On the other hand, for any odd $n$ the group $SO(n,\mathbb R)$ has a unique compact Hausdorff topology, according to a classical result (1933) of van der Waerden.

A compact topological group $G$ is called van der Waerden (or else self-bohrifying) if every group homomorphism $G\to K$ to a compact Hausdorff topological group is continuous. It is easy to see that van der Waerden groups admit a unique compact Hausdorff topology. This paper of Hart and Kunen contains many examples of van der Waerden (=self-bohrifying) compact Hausdorff topological groups.

In particular, by Lemma 5.20 in the mentioned paper of Hart and Kunen, a countable product $\prod_{k\in\omega}G_k$ of finite groups is self-bohrifying if

1) No group occurs infinitely often in the list $(G_n)_{n\in\omega}$;

2) Each $G_k$ is either $A_{k_n}$ or $PSL(j_k, q_k)$ or $SL(j_k, q_k)$, where $\sup_k j_k=\infty$.

Answer 2

As Taras Banakh says, it really depends on the underlying group. Some comments in the direction of having a unique CH group topology (which of course is not the case in general):

Profinite groups are residually finite, whereas connected compact Hausdorff groups are divisible. So if a group $G$ admits a CH group topology, then $G$ has a largest divisible normal subgroup $N$, which is the connected component of the identity in any CH group topology on $G$, and then $G/N$ is residually finite and admits a profinite topology. So the problem effectively reduces to looking at residually finite groups (where CH = profinite) and divisible groups (where CH => connected).
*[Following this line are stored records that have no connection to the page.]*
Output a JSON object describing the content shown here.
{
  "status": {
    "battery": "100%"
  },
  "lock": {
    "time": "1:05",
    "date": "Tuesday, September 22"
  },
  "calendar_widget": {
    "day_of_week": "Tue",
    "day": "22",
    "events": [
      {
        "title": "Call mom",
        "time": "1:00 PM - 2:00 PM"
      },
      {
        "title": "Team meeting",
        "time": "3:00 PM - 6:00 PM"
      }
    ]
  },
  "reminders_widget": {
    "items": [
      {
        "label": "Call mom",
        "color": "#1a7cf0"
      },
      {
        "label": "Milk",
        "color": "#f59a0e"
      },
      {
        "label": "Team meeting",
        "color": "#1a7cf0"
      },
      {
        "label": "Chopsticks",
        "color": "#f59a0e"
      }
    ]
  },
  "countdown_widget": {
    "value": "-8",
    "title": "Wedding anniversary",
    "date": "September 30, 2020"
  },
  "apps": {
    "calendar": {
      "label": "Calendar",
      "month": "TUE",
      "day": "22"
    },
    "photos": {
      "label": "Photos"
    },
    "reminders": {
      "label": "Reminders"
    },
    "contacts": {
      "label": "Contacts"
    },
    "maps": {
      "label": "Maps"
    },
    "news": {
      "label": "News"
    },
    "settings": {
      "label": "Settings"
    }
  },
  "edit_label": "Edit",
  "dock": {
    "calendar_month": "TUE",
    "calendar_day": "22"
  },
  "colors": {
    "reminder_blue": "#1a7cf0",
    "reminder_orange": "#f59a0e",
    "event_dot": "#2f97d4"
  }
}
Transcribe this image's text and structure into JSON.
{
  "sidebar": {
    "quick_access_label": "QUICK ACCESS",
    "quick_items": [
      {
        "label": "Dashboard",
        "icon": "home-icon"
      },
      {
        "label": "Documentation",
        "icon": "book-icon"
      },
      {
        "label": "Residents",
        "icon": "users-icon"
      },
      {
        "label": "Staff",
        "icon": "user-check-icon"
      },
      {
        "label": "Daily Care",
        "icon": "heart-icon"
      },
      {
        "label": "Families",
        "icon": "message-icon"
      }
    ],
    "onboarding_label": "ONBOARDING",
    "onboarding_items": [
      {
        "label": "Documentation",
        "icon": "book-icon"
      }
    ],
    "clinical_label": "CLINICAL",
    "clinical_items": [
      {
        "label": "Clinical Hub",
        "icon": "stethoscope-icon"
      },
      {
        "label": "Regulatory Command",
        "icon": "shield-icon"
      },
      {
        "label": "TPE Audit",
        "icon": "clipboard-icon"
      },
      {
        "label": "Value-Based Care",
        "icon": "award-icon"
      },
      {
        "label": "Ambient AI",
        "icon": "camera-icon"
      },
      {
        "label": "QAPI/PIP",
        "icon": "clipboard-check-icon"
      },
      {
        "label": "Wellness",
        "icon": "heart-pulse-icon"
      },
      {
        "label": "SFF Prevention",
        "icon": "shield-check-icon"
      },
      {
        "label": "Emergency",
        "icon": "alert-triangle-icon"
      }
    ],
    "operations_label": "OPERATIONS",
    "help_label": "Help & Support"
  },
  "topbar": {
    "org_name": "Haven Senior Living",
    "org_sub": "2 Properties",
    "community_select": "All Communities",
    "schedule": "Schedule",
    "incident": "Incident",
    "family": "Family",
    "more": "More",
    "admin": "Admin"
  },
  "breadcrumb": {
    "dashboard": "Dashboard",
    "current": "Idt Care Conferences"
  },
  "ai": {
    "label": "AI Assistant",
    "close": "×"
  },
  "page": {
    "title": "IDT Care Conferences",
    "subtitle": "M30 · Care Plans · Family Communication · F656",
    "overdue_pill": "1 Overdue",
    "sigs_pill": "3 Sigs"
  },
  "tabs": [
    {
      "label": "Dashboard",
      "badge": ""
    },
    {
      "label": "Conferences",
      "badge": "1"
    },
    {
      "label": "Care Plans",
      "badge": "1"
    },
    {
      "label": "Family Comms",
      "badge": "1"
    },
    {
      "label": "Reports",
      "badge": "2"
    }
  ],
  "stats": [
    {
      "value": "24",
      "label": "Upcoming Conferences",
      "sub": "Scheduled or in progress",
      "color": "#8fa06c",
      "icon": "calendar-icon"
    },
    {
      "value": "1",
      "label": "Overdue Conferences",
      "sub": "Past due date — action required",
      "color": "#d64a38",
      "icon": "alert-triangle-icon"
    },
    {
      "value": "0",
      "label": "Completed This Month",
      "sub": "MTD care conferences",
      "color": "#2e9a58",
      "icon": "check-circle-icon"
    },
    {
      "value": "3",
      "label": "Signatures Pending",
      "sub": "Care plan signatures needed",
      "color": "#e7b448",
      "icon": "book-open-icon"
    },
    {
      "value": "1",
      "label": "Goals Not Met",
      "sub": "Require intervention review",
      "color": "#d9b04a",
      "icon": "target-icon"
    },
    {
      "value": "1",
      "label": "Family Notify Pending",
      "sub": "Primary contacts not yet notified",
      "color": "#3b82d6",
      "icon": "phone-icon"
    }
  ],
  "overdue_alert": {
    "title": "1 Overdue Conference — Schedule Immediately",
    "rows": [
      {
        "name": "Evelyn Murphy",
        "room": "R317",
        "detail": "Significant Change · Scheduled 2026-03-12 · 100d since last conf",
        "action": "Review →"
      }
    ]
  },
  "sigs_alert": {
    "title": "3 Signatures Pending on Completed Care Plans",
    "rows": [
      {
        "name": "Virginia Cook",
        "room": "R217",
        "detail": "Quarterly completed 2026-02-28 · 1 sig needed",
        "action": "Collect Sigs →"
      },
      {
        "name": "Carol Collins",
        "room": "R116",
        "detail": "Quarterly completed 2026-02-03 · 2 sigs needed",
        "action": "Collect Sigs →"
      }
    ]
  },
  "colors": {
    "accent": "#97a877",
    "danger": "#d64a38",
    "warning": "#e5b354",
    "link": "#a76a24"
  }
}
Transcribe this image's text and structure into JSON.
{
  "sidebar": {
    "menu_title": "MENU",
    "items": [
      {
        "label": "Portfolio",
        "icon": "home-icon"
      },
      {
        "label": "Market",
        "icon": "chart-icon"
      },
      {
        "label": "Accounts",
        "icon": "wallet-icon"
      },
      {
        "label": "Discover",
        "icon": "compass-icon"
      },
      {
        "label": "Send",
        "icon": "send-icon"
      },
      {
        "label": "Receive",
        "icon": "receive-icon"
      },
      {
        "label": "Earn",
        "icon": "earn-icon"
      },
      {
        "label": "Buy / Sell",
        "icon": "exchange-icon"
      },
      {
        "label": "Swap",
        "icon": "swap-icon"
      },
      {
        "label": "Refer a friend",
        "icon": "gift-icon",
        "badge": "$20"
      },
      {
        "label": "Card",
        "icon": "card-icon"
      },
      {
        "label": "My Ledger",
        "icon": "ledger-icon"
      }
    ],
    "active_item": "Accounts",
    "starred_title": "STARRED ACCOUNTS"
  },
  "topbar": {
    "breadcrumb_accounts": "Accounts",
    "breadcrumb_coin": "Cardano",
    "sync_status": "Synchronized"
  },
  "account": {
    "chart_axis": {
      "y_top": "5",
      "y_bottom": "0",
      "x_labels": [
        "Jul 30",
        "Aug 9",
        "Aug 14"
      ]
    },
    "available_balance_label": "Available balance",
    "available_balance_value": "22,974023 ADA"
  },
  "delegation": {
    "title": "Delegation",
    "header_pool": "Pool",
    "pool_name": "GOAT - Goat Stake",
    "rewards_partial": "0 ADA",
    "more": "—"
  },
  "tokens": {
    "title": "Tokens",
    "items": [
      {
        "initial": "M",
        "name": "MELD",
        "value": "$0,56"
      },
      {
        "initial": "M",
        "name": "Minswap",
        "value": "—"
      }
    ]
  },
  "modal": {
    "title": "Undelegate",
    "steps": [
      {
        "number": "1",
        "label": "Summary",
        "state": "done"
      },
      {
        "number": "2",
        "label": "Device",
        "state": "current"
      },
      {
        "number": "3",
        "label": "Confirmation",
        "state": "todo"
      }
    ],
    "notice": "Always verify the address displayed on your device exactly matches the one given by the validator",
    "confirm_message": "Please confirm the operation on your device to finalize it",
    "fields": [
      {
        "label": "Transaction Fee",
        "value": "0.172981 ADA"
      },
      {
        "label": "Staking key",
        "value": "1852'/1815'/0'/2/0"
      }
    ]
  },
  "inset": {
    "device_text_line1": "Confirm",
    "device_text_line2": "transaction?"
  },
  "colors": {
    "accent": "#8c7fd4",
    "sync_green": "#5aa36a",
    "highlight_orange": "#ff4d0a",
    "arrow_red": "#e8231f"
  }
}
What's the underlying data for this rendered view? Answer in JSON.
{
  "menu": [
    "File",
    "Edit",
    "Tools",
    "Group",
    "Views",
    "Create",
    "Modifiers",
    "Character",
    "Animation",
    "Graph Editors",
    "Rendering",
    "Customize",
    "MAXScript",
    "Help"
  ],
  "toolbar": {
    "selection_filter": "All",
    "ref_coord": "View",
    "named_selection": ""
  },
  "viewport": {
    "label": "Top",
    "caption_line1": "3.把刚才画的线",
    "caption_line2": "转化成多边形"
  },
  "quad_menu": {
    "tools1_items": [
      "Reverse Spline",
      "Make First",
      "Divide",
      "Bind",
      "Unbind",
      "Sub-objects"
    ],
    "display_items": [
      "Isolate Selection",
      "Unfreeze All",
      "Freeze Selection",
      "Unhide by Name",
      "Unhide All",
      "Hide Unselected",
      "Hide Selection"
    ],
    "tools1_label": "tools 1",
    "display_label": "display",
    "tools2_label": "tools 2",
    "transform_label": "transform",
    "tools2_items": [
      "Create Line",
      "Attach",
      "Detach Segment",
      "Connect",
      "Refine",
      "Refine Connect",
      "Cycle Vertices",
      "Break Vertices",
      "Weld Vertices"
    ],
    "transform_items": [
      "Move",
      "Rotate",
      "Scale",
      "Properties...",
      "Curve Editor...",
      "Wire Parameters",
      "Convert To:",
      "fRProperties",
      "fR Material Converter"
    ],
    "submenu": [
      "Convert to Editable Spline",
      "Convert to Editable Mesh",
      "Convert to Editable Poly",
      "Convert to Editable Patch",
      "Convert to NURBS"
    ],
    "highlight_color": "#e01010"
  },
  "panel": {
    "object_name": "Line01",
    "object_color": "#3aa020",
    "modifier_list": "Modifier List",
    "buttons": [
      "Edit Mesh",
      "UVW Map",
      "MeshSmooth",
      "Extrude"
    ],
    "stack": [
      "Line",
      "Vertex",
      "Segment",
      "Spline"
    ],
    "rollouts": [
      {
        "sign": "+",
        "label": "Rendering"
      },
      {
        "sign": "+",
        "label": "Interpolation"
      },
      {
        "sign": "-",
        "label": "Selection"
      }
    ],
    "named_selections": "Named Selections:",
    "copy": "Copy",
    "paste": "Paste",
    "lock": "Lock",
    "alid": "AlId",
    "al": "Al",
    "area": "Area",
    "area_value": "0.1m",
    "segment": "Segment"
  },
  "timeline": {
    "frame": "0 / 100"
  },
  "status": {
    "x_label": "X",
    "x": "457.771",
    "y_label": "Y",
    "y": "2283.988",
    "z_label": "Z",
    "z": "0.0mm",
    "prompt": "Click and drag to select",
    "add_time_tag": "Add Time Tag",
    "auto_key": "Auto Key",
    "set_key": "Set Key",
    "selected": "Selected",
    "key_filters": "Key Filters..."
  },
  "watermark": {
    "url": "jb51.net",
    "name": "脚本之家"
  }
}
A difficult theorem of Nikolov and Segal says the following: if $G$ is a profinite group with a finitely generated dense subgroup, then every finite index subgroup of $G$ is open. In other words, the profinite topology of $G$ as an abstract group is compact, and it is the only CH group topology on $G$.

Another common situation where you get a unique CH topology is when there is a CH topology generated as group topology by normalizers of centralizers. This is the case, for instance, for the automorphism group of a locally finite rooted tree (this group does not necessarily have a dense finitely generated subgroup). A sufficient condition for this kind of argument to work is as follows: suppose your group $G$ acts faithfully on the Cantor set, such that the pointwise fixator of any proper clopen subset is infinite. Give $G$ the coarsest group topology such that the action is continuous. If that topology is compact, then it is the unique CH group topology for $G$.